Suppose I want to check if a (11, 6, 4) code exists.
I cannot prove non-existence using the singleton and the hamming bound. I also cannot prove existence using the gilbert-varshamov bound. I'm not sure what is the best way to go then - shall I just try to create a parity-check matrix?
On
An extended Hamming code has parameters $(16,11,4)$. By shortening it in five positions you get the desired $(11,6,4)$-code. The process can also be described as follows. Let $C$ be that $(16,11,4)$-code. Select a set of five bit positions. Let $C'$ be the subspace consisting of those words of $C$ that have a zero at all those five positions. This amounts to adding five extra parity checks, so $C'$ is a linear code. Because all the words of $C'$ are also words of $C$, its minimum weight is still $\ge4$. Because we place 5 extra parity checks, the dimension of $C'$ is at least $11-5=6$. Finally, if we throw away the five shared zeros of all the words of $C'$, we get a code of length $11$.

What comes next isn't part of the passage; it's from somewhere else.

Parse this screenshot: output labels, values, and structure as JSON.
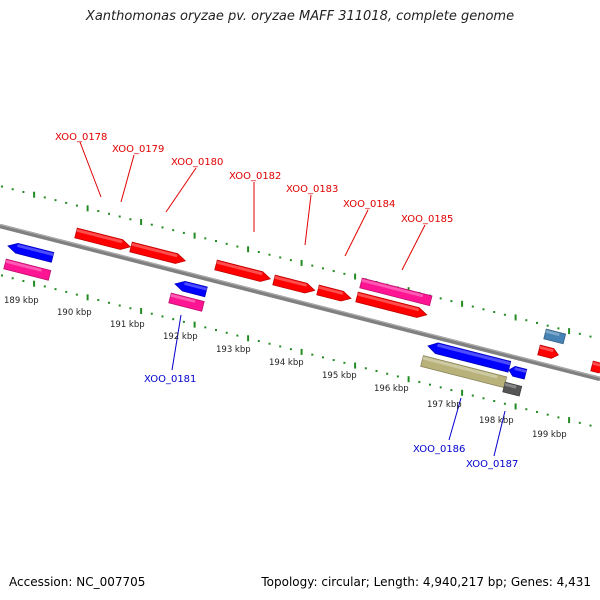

Equivalently you can just throw away any five columns from the parity check matrix $$ H=\left(\begin{array}{l} 1111 1111 1111 1111\\ 0000 0000 1111 1111\\ 0000 1111 0000 1111\\ 0011 0011 0011 0011\\ 0101 0101 0101 0101 \end{array}\right) $$ of the $(16,11,4)$ extended Hamming code.
I tried to simply create a parity check matrix for the code and it turned out to be quite easier than I thought.
Assuming $r = n - k = 5$
$$ H=\left(\begin{array}{l} 11100\\ 01110\\ 00111\\ 10011\\ 11001\\ 11111\\ 10000\\ 01000\\ 00100\\ 00010\\ 00001 \end{array}\right) $$
Any 3 $(d-1)$ rows are linearly independent and there is at least one set of of 4 $(d)$ linearly dependent rows.